Aan het gevecht dat in de bus is ontstaan, heeft verdachte volgens de verdediging niet meegedaan. Op de camerabeelden is niet te zien dat verdachte de buschauffeur slaat of schopt. Sterker nog, verdachte wilde ervoor zorgen dat zijn vrienden stopten met het slaan van de buschauffeur en wilde de buschauffeur uit de bus trekken om hem meer ruimte te geven. Verdachte is later gevlucht, omdat hij de buschauffeur hoorde roepen dat hij beroofd werd en verdachte daar niks mee te maken wilde hebben.
De verklaring van [G[mededader 1], die inhoudt dat hij verdachte en zijn twee medeverdachten alle drie heeft zien slaan, is volgens de verdediging onjuist, omdat [Getuige 2] amper in de bus heeft gekeken en daarnaast nauwelijks Nederlands spreekt, terwijl in het Nederlandstalige proces-verbaal van verhoor staat dat hij dit na doorlezing heeft ondertekend.

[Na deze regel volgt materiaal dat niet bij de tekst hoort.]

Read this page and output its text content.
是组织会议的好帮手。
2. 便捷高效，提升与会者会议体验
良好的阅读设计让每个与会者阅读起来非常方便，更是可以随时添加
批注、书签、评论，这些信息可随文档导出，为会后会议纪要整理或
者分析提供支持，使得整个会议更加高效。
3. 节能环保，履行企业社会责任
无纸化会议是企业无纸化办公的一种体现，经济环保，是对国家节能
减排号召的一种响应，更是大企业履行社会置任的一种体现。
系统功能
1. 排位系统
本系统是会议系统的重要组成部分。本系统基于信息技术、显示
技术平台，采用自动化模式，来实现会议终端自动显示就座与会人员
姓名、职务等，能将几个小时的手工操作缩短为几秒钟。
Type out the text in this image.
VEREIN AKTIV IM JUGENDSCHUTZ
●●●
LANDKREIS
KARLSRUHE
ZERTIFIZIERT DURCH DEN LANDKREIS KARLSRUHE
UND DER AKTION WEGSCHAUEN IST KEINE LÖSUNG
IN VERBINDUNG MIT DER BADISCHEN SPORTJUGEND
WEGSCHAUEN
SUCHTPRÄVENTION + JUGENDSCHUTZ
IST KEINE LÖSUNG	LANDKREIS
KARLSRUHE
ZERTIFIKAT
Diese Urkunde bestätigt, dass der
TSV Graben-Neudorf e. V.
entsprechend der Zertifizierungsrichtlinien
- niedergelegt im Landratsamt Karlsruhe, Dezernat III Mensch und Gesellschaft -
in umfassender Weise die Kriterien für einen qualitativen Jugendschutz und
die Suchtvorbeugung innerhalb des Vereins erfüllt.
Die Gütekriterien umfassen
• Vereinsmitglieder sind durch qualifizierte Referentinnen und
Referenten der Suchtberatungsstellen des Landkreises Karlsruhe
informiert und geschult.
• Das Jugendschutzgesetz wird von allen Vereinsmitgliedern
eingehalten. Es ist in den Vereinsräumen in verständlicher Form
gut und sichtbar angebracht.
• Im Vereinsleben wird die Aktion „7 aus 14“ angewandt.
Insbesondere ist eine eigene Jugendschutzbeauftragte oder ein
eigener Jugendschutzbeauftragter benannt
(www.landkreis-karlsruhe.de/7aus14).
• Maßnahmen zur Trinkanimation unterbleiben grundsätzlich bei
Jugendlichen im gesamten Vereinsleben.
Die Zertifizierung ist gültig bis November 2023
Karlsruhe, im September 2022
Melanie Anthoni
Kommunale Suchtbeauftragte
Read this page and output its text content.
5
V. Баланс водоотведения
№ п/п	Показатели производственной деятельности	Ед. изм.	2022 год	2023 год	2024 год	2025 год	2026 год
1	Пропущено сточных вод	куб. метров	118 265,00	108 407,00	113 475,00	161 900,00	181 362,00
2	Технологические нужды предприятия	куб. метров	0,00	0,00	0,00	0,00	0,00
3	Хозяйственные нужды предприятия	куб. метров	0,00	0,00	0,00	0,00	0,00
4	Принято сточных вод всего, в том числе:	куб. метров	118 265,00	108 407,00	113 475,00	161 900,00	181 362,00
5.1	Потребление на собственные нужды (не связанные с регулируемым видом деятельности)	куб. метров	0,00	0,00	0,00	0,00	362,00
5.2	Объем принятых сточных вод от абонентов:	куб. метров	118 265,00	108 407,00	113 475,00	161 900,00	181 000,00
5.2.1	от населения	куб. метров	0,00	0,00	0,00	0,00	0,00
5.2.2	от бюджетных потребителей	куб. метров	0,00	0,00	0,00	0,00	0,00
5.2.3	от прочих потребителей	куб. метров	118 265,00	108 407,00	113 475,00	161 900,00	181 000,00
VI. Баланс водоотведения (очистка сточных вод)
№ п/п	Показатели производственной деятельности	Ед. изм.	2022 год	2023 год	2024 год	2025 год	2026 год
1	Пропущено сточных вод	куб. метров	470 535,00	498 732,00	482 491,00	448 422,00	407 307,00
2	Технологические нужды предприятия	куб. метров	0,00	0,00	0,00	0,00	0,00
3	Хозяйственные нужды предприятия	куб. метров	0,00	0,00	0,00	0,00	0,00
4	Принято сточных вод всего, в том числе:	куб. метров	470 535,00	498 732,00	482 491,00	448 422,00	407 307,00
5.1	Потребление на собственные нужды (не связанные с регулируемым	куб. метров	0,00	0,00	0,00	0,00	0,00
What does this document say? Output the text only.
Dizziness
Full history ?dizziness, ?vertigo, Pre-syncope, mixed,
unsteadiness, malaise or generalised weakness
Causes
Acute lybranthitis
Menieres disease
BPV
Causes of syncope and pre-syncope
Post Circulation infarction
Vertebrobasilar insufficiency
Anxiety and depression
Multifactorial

4.3 Het oordeel van de rechtbank
Op 14 september 2009 was [Slachtoffer 1] laat op de avond aan het werk als buschauffeur en zat hij op het busstation aan de Spoorlaan in Tilburg in zijn bus te wachten tot het tijd was om met die bus te vertrekken . Rond 23:55 uur kwam verdachte de bus binnen lopen en praatte hij met de chauffeur . De chauffeur begreep niet wat verdachte bedoelde, maar dacht meteen aan een beroving . Kort daarop kwam medeverdachte [mededader 1] de bus binnen lopen en hield hij zich samen met verdachte heel dicht bij de buschauffeur op . Beiden maakten bewegingen in de richting van de buschauffeur, waarna de buschauffeur medeverdachte [mededader 1] sloeg en beide mannen naar buiten stuurde. Kort hierna kwam medeverdachte [mededader 2] de bus binnen, liep hij op de buschauffeur af en werd hij door de buschauffeur naar buiten geduwd. Medeverdachte [mededader 2] sloeg de buschauffeur, pakte hem bij zijn nek en trok hem in de richting van de deuren van de bus. Er ontstond een worsteling waarbij de buschauffeur meerdere keren werd geslagen door medeverdachten [mededader 2] en [mededader 1], er door alle drie de jongens aan hem en zijn kleding werd getrokken en er geprobeerd werd hem naar de grond te werken. Medeverdachte [mededader 2] pakte de geldla van de bus en sloeg hiermee op het hoofd van de chauffeur.